The application of systems theory in working with substance misuse is useful in exploring the links and interaction between the levels discussed. This can give the worker a deeper understanding of the factors, which have caused the individual to use substances. In my work with drug dependent adults I have found their experiences within the microsystem in early childhood to be the most significant. Events as witnessing domestic abuse, experiencing sexual, emotional and physical abuse or significant trauma, like the death of an parent can also greatly influence their actions in later life. Often substances are used to blot out emotional or psychological pain.
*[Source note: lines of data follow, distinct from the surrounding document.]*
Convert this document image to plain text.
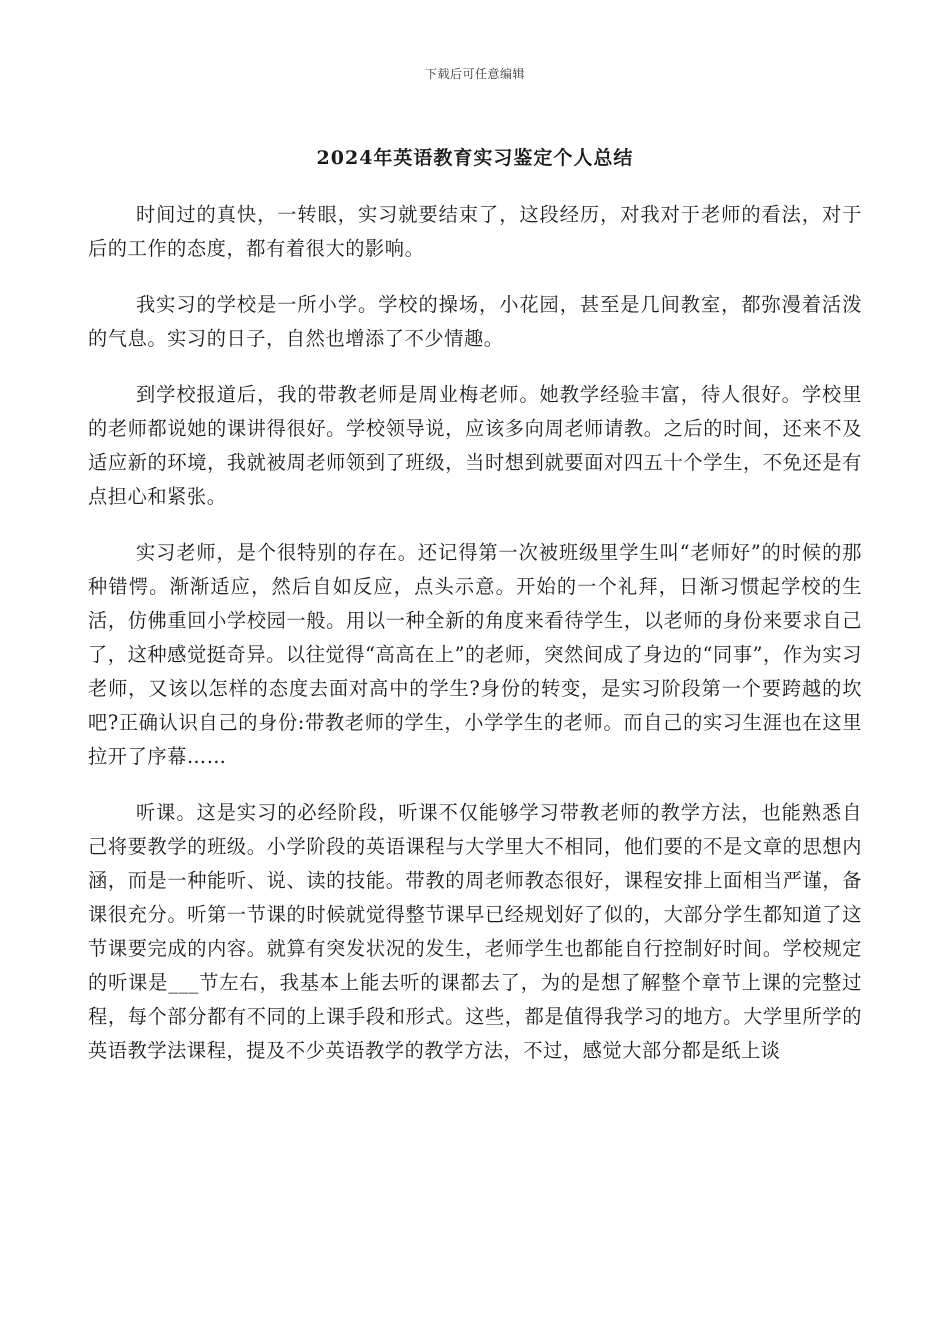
下载后可任意编辑
2024年英语教育实习鉴定个人总结

时间过的真快，一转眼，实习就要结束了，这段经历，对我对于老师的看法，对于后的工作的态度，都有着很大的影响。

我实习的学校是一所小学。学校的操场，小花园，甚至是几间教室，都弥漫着活泼的气息。实习的日子，自然也增添了不少情趣。

到学校报道后，我的带教老师是周业梅老师。她教学经验丰富，待人很好。学校里的老师都说她的课讲得很好。学校领导说，应该多向周老师请教。之后的时间，还来不及适应新的环境，我就被周老师领到了班级，当时想到就要面对四五十个学生，不免还是有点担心和紧张。

实习老师，是个很特别的存在。还记得第一次被班级里学生叫“老师好”的时候的那种错愕。渐渐适应，然后自如反应，点头示意。开始的一个礼拜，日渐习惯起学校的生活，仿佛重回小学校园一般。用以一种全新的角度来看待学生，以老师的身份来要求自己了，这种感觉挺奇异。以往觉得“高高在上”的老师，突然间成了身边的“同事”，作为实习老师，又该以怎样的态度去面对高中的学生?身份的转变，是实习阶段第一个要跨越的坎吧?正确认识自己的身份:带教老师的学生，小学学生的老师。而自己的实习生涯也在这里拉开了序幕……

听课。这是实习的必经阶段，听课不仅能够学习带教老师的教学方法，也能熟悉自己将要教学的班级。小学阶段的英语课程与大学里大不相同，他们要的不是文章的思想内涵，而是一种能听、说、读的技能。带教的周老师教态很好，课程安排上面相当严谨，备课很充分。听第一节课的时候就觉得整节课早已经规划好了似的，大部分学生都知道了这节课要完成的内容。就算有突发状况的发生，老师学生也都能自行控制好时间。学校规定的听课是___节左右，我基本上能去听的课都去了，为的是想了解整个章节上课的完整过程，每个部分都有不同的上课手段和形式。这些，都是值得我学习的地方。大学里所学的英语教学法课程，提及不少英语教学的教学方法，不过，感觉大部分都是纸上谈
The quality of parenting received and models of behaviour observed which might include the consumption of alcohol and illicit substances within the home and associated views of the wider family and peers also seem to have a strong influence on subsequent behaviour. Although systems theory explores the effects of wider society, cultural and social-economic factors on the child, there are gaps. For example it does not, adequately explain why despite a considerable number of individuals, potentially predisposed to negative influencing factors within their life course, do not go to use or become dependent upon illicit substances.
In conclusion it is clear that the current drug strategy of central government is to reduce the strain on the National Health Service, prison's and crime by adopting a harm minimisation approach as opposed to that of total abstinence. Rather than addressing the entrenched social problems, which include, education, housing, poverty and unemployment. In order to assess and intervene effectively social workers should consider both the psychological and sociological perspectives when working with service users within substance misuse. The problem of drug dependency should not be considered in isolation but all aspects impacting upon the individual considered so that a holistic approach is incorporated in order to avoid further discrimination and aid successful treatment.